Hornyak made multiple attempts to schedule a meeting with financial aid. But when they arrived at the office two weeks later for their meeting, UM Director of Financial Aid Emily Williamson was in a different all-day meeting. Hornyak had no options left. 

“The only reason why I’m able to be in school right now is because I am receiving federal financial aid,” Hornyak said. “And that’s honestly why I’ve been so proactive in advocating for myself because this is literally my education hanging on the line.”

To Hornyak’s relief, however, they met with Williamson that Friday instead. Together, they let the meeting run long as they reworked the financial aid website to make it more inclusive for students filing for independent status. They also revised the FAFSA denial letter Hornyak received to make the options for resolving the process easier to understand for other students.

With such a technical and challenging process, the financial aid office is vital to helping students through scholarship transfers, FAFSA applications and holds on their accounts. But, the team is falling behind on emails and communication. 

According to Mary Kreta, vice president of enrollment management and strategic initiatives, there are currently four open positions in the office. Despite the federal government granting a pay increase to the financial aid office last year, “people just aren’t applying,” Kreta said. 

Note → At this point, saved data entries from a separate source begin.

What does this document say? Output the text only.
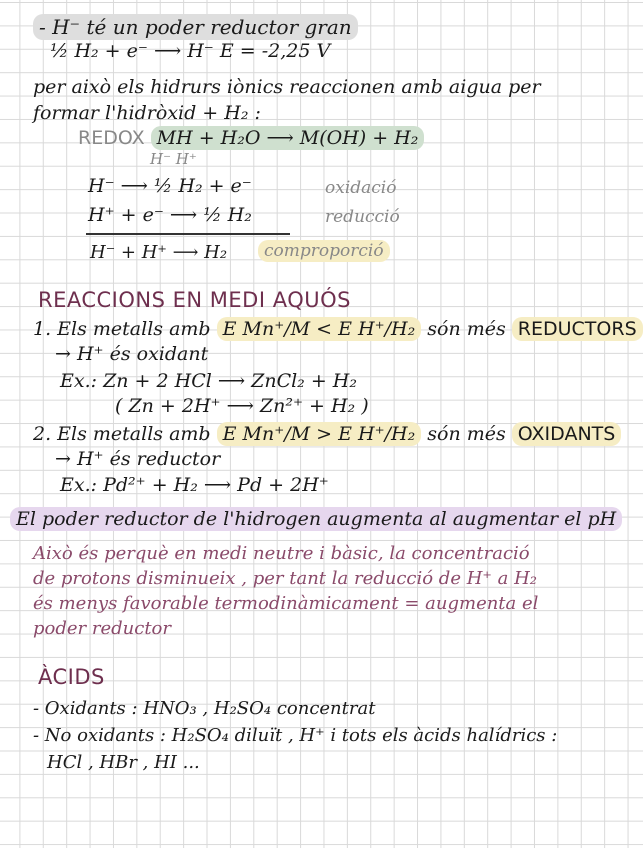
- H⁻ té un poder reductor gran
½ H₂ + e⁻ ⟶ H⁻ E = -2,25 V
per això els hidrurs iònics reaccionen amb aigua per
formar l'hidròxid + H₂ :
REDOX MH + H₂O ⟶ M(OH) + H₂
H⁻ H⁺
H⁻ ⟶ ½ H₂ + e⁻	oxidació
H⁺ + e⁻ ⟶ ½ H₂	reducció
H⁻ + H⁺ ⟶ H₂	comproporció
REACCIONS EN MEDI AQUÓS
1. Els metalls amb E Mn⁺/M < E H⁺/H₂ són més REDUCTORS
→ H⁺ és oxidant
Ex.: Zn + 2 HCl ⟶ ZnCl₂ + H₂
( Zn + 2H⁺ ⟶ Zn²⁺ + H₂ )
2. Els metalls amb E Mn⁺/M > E H⁺/H₂ són més OXIDANTS
→ H⁺ és reductor
Ex.: Pd²⁺ + H₂ ⟶ Pd + 2H⁺
El poder reductor de l'hidrogen augmenta al augmentar el pH
Això és perquè en medi neutre i bàsic, la concentració
de protons disminueix , per tant la reducció de H⁺ a H₂
és menys favorable termodinàmicament = augmenta el
poder reductor
ÀCIDS
- Oxidants : HNO₃ , H₂SO₄ concentrat
- No oxidants : H₂SO₄ diluït , H⁺ i tots els àcids halídrics :
HCl , HBr , HI ...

The federal government also created new aid requirements, including changing how funding is allocated to a student based on housing, transportation and school supplies. These changes created more work for the financial aid office.

“There’s no 40-hour work week for the financial aid employees anymore,” Kreta said. “They are the people who stay late and come in on the weekend and work.” 

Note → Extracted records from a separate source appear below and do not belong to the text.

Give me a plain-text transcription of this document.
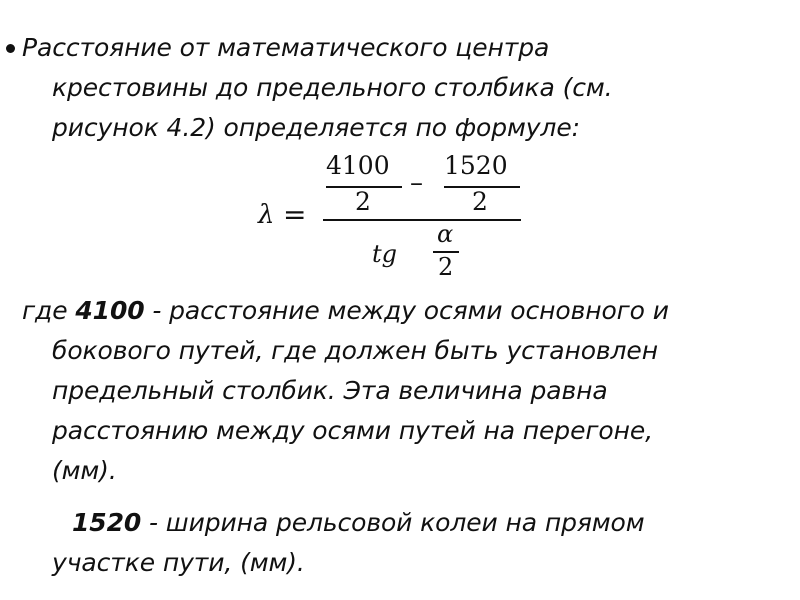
Расстояние от математического центра
крестовины до предельного столбика (см.
рисунок 4.2) определяется по формуле:
λ =
4100
2
–
1520
2
tg
α
2
где 4100 - расстояние между осями основного и
бокового путей, где должен быть установлен
предельный столбик. Эта величина равна
расстоянию между осями путей на перегоне,
(мм).
1520 - ширина рельсовой колеи на прямом
участке пути, (мм).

Senior Taylor Curry, who’s 22 and studies French and political science, also ran into problems transferring his scholarship over for his study abroad in France last year.

“Trying to figure it out is like swimming in mud,” he said.

Curry, originally from Great Falls, needed his UM scholarship to cover his tuition and expenses while he studied abroad, but his aid was withheld and he couldn’t figure out why. After emailing the financial aid office several times, Curry eventually arrived at the office himself to sort out his hold. 

“The only time I ever get action is when I go into the office to ask someone sitting there if they’ll help,” Curry said. “They’re great and super helpful when I do that. But if we can’t contact them by phone or email, it feels sort of inaccessible.” 

Curry said he thinks the University should be more responsible and proactive in communicating with students and hiring more employees for the office.

But without people applying to the office, Kreta said the team is looking for new avenues to make the financial aid process easier. The team has begun collaborating with Student Account Services to get aid put on tuition bills earlier. They also started outsourcing some of their work, like verifying students’ status to receive financial aid, to other departments, allowing employees to work more directly with students. 

“We are looking at a myriad of ways to solve the issue of short staffing,” Kreta said. “It’s not just posting the job and crossing our fingers. It’s looking at different ways to change how we do financial aid processing.” 

Kreta also recommends students dealing with financial aid issues should reach out directly to the office through email or phone calls. Kreta emphasized that if students’ phone calls aren’t being picked up, it’s usually because they have an immediate issue like getting aid put on a student’s bill that needs to be paid that day. 

But while the staff works through its issues, some students are clamoring for changes in the system to be made quickly. 

“There’s one more piece of this puzzle that needs to be worked out,” Hornyak said. “And that’s the internal systemic issues.”